We look through screens rather than at them
I don’t know if you’ve ever been to the place where a famous artist, or musician, or writer was born/worked/died? Although it might be interesting on a surface level, the likelihood is that whoever it was escaped their environment into a world of imagination.
Less tedious to look at are artefacts such as notes, scribbled ideas and marginalia. What happens to all this, though, with a purely digital workflow? What will future historians have to work with? I’m guessing famous writers are similar to me: I don’t write letters to my wife, I sent her messages on Signal; I don’t scribble down ideas on scraps of paper, I make digital notes; I don’t scribble in books; I highlight sections on Kindle or Google Books.
More importantly—for a biographer or anyone trying to tell a good story—the digital version of a hastily scribbled note pinned to the apartment door is less tangible and thus harder to romanticize. Text messages still don’t evoke adventure, even if they are the invisible engine behind most of what happens. They inherently violate the “show don’t tell” rule; they are all telling and no showing. […]

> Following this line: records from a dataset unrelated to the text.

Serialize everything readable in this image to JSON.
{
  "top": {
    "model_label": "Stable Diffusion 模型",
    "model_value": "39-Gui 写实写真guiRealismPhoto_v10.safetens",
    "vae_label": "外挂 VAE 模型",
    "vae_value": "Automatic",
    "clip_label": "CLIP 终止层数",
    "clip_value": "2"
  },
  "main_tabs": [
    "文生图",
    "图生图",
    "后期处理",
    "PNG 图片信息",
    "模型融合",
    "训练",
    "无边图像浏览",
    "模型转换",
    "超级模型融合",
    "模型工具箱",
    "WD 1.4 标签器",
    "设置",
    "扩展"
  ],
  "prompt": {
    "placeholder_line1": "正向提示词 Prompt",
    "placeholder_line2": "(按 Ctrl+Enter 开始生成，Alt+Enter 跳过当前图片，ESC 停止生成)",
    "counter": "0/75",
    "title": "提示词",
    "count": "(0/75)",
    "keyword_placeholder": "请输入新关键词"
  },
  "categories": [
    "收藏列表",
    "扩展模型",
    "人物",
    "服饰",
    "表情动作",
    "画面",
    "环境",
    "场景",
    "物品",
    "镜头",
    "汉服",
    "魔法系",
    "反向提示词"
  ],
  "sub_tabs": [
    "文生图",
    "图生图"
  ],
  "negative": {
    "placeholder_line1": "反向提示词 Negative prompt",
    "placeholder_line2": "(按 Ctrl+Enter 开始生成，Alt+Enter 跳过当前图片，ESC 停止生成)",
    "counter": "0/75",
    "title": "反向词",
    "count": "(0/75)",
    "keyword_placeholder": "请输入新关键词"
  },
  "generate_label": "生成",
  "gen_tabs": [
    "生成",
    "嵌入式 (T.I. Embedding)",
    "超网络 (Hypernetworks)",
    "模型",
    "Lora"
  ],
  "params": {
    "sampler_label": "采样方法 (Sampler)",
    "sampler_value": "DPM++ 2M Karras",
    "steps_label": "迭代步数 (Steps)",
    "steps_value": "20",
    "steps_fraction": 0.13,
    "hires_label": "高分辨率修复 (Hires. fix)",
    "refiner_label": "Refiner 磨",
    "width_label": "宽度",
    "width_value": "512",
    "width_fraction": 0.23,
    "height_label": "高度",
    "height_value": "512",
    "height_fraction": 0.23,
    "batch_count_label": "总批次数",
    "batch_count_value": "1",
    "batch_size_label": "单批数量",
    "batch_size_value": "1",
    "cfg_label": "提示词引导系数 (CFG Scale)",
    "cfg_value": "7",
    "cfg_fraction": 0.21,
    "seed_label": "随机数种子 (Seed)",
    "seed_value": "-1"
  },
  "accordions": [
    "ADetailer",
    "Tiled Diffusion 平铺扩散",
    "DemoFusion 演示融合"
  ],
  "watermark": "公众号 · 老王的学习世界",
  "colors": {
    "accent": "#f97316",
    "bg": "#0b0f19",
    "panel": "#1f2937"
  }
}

Analog media may not convey information as efficiently, but it has other benefits that may be easier to appreciate in hindsight. It is more decorative. It furnishes the physical environment in a way that digital technology—always evolving toward smaller, smoother, and lighter—does not. Or to put it another way: When digital technology is visible it’s usually because it failed to be invisible. The exception to this is the ever-present screen, which remains visible by definition, obviously; screens now account for nearly all of a computer’s tangible presence in the world. And screens are the exception that prove the rule because, as Byung-Chul Han has noted, we look through them rather than at them. Screens don’t decorate the physical environment so much as they invite us to stare through a window into a different kind of non-place.